If the data passes all those tests, you are good to go. If not .... gets complicated,
- Normalisation, this is where you transform the data, in your case I'm not sure, but typically log transformation and then perform the checks for normality above. There are lots of ways to normalise data.
- Repeat the T-test/1-way ANOVA with normalised data
- Ignore it - yup its top level statistical advice, it is context specific and never a universally shared idea ... I suspect that is where the advice "just use a parametric test" came from. Please be aware if you do this, someone could turn around and sau "you've done it wrong". The statistical arguments about why this assumption can be valid get complicated.
- Use a non-parametric test, orthodox statistical advice, in this case it is the Mann-Whitney U test and Kruskal–Wallis test if you have paired replicates (i.e. non-parametric version of 1-way ANOVA).
Non-parametric tests often lack power and I suspect for this sample size that will be the case.
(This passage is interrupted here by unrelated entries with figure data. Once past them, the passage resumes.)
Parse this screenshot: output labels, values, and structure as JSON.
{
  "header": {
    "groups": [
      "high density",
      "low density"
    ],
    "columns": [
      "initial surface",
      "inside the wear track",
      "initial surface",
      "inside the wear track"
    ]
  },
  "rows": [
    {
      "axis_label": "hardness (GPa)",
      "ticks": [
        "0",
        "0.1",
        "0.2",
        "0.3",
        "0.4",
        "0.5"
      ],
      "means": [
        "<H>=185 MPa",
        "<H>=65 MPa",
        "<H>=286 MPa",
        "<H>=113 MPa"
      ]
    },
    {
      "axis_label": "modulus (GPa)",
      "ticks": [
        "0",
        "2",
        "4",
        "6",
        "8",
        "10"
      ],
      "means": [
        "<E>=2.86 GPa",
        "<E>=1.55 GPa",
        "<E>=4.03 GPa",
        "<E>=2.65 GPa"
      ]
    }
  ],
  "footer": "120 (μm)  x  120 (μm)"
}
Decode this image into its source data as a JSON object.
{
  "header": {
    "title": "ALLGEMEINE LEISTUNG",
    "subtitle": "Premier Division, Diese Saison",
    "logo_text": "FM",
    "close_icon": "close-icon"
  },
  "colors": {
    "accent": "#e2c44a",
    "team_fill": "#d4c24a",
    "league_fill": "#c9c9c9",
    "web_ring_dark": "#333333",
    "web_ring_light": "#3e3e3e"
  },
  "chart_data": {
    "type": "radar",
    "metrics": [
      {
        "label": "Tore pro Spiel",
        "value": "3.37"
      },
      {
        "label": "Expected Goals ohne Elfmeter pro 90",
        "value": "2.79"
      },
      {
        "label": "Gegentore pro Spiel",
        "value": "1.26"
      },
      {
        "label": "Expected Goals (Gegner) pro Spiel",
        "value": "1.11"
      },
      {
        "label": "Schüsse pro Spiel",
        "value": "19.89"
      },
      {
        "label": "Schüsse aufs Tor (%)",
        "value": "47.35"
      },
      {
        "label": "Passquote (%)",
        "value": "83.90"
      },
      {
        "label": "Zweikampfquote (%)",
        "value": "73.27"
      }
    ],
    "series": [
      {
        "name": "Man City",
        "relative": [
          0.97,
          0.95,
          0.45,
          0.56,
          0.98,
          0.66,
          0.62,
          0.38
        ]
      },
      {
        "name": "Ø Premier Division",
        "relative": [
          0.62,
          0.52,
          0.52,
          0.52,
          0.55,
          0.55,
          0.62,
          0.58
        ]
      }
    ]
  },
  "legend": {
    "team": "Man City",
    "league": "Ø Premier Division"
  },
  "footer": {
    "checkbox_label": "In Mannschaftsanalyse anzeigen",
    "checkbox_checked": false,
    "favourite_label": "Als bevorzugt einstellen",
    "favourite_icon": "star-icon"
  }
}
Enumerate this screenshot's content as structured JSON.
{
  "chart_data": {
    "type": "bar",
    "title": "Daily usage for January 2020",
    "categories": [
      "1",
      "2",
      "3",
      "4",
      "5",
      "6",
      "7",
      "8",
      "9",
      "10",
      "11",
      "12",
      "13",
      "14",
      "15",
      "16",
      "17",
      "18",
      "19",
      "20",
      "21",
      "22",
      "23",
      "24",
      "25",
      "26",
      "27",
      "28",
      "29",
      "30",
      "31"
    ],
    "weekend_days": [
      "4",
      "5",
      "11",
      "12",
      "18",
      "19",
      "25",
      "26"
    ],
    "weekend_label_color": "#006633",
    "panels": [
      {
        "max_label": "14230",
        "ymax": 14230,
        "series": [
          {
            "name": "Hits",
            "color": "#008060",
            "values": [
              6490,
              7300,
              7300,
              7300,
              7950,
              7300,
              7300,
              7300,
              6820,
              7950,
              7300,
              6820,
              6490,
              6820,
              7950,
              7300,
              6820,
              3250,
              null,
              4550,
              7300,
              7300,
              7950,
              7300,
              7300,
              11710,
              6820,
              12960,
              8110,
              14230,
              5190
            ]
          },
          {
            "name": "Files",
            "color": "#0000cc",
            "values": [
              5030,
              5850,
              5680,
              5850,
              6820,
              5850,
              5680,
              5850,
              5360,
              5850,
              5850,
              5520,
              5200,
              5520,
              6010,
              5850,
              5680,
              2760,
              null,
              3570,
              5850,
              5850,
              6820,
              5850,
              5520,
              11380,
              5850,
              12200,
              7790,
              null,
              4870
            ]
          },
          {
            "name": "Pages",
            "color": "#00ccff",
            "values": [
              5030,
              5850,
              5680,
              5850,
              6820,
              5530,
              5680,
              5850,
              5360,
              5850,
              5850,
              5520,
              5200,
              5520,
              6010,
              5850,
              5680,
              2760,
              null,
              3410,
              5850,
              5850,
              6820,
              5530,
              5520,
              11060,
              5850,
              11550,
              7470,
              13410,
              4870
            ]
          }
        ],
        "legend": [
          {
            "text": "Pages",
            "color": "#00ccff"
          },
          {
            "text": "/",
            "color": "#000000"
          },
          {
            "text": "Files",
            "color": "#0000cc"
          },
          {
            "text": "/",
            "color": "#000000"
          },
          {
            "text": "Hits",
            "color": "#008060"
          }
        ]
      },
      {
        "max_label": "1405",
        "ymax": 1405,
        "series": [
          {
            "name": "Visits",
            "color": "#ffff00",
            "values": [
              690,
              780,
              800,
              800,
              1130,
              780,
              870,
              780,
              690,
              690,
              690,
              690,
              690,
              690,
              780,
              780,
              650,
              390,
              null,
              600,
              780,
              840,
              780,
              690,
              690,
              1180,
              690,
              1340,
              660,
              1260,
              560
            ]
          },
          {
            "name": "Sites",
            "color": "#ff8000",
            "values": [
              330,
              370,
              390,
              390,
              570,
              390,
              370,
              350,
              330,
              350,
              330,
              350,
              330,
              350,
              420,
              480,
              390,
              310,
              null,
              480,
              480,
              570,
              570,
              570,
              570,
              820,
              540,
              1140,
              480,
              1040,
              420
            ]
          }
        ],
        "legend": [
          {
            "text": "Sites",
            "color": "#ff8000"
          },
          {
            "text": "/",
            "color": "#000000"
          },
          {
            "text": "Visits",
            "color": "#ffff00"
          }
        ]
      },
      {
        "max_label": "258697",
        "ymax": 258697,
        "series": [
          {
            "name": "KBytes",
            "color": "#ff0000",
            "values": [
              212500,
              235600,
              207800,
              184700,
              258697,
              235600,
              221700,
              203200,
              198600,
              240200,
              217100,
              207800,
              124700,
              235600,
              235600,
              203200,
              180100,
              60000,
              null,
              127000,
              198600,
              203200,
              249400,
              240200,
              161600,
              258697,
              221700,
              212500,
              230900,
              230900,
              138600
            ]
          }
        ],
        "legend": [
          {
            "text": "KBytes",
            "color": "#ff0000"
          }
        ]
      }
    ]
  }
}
Personally I would try and ignore all this advice :-) - okay I would definately check for normality and investigate avenues towards normality - then I would perform a general linear model (GLM). The reason is that it is a much more powerful method for identifying whether the two gropus are different. Performing a single GLM with two paired groups is not trivial, so I would have to give serious consideration to 1-way ANOVA, or KW-test, which would be a cleaner solution - but could miss a critical part of the data.